Dusk thought of everything they’d suffered since the massacre, all the lives lost during their search for a new home. Was everything they’d strived for going to be undone by the hatched saurians? He felt his anger and bitterness harden inside him, like an extra bone. Maybe Sylph was right: the world was an ugly place. It had not been kind to them; why should they be kind to it?

He understood now how his father must have felt, all those years ago on the island. At war with himself, knowing what he’d always believed was right, but knowing also what he most wanted to do: protect himself, protect his colony.

“We can kill these eggs,” Dusk said slowly, “but maybe there are other eggs in other nests. I suppose we could kill those too. But we’ll never be perfectly safe. What about all the other creatures who hunt us? The felids and the hyaenodons and the diatrymas? We can’t kill them all. There’s no such thing as paradise—that’s what Dad told us. And you said it yourself, Sylph: the big animals eat the little ones; the clever ones trick the stupid ones. Everything needs to eat. No matter how hard we try, something will always hunt us. We can’t stop that.”

“We see things differently,” Sylph said. “These, right here, we can stop. They need to be stopped.”

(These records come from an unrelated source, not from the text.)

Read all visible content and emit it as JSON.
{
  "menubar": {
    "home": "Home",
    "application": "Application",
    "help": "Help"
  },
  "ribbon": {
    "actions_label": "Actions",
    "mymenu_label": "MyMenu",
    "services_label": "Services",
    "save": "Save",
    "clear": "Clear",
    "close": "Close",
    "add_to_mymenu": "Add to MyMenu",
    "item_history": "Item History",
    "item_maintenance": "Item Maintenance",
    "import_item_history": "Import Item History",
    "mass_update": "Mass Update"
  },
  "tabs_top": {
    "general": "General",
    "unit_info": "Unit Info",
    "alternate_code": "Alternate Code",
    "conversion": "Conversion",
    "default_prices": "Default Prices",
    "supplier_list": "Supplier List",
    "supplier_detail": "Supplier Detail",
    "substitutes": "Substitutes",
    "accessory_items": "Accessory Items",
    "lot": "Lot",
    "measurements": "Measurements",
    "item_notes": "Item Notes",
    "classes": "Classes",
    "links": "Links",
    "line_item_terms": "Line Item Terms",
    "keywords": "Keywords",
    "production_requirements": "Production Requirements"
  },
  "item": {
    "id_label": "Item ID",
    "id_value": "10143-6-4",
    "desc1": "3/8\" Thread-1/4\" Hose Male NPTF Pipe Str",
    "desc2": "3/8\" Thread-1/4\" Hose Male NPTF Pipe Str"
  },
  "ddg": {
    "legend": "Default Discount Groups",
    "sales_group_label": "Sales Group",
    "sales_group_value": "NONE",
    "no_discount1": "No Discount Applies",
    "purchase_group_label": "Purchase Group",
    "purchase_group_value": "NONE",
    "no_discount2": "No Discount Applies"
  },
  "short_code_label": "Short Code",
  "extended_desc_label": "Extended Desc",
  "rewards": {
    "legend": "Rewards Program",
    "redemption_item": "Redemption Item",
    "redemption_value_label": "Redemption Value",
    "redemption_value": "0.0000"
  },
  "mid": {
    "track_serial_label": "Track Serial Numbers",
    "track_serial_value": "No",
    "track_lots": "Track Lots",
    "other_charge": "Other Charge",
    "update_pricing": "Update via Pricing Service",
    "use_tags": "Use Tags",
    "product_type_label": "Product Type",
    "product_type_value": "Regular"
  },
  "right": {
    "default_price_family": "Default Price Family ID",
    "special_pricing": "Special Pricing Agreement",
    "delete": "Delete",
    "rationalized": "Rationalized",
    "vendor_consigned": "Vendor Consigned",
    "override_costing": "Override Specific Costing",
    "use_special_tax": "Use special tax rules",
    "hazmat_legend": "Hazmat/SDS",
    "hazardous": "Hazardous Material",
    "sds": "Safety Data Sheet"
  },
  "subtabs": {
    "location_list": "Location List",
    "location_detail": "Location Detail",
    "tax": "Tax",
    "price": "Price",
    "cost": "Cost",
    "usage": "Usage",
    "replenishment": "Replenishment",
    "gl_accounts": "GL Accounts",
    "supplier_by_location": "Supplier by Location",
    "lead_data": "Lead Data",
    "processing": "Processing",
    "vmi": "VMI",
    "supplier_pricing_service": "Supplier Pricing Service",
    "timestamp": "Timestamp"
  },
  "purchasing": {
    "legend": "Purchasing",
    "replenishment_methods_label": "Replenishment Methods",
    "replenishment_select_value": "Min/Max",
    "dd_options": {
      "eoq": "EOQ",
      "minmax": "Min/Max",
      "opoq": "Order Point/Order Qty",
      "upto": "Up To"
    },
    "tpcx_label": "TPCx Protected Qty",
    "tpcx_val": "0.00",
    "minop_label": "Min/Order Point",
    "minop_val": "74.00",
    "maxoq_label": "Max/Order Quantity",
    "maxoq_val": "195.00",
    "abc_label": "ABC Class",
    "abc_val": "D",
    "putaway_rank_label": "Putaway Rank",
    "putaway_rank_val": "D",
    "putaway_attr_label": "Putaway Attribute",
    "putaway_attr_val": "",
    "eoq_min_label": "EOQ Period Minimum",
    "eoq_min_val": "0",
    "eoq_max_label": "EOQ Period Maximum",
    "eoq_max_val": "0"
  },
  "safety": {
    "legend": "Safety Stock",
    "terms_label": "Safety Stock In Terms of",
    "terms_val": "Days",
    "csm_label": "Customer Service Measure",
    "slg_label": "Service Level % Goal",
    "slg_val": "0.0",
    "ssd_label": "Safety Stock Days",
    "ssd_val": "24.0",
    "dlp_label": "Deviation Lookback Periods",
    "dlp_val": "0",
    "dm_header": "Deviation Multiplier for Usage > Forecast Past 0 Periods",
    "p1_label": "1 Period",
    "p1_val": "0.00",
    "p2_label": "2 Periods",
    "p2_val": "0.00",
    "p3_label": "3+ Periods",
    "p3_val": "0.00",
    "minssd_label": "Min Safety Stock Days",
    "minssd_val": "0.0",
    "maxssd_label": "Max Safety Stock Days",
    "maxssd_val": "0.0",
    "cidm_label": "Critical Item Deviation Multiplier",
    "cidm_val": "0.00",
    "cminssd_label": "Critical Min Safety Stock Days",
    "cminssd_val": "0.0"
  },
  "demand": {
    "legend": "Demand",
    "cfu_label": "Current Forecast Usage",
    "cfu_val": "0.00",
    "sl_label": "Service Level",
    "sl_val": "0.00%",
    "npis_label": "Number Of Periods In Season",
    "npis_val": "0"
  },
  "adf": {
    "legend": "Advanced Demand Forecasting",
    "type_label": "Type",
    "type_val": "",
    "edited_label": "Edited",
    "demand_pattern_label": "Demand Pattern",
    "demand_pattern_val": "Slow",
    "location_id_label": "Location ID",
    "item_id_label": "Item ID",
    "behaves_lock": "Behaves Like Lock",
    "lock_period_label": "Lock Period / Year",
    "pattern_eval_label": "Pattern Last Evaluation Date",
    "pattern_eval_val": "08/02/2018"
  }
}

The shell finally cracked under her claws and clear fluid seeped out. Sylph jerked back in shock, as if distressed by the harm she’d
caused. She started whimpering. She lifted her claws to gouge the shell again, and faltered.

“I don’t know if I can do this!” she quavered. Dusk moved to comfort her, and from the corner of his eye caught sight of something that made him freeze.

“What’s wrong?” Sylph said.

“Shhhhh.”

Beside one of the other eggs in the nest were two large shards. Cautiously, Dusk stepped closer. The shards were dry. He stared hard at the egg they lay against. Then, keeping his distance, he crept around it. The far side, hidden from view until now, was broken wide open. It was empty. He rushed back to Sylph. “One’s already hatched!”

“Where?” she squeaked.

Dusk remembered the half-eaten corpse of the saurian adult. Food.

“In the cave,” he gasped. “It’s living here in the cave.”

A snout suddenly thrust itself from the gash in Sylph’s egg, small blood-spattered jaws snapping to break loose more shards. Dusk yelped and tripped over his sister in his haste to move away. A claw broke through the shell, flexing weakly. A high-pitched peeping came from the hatchling’s throat.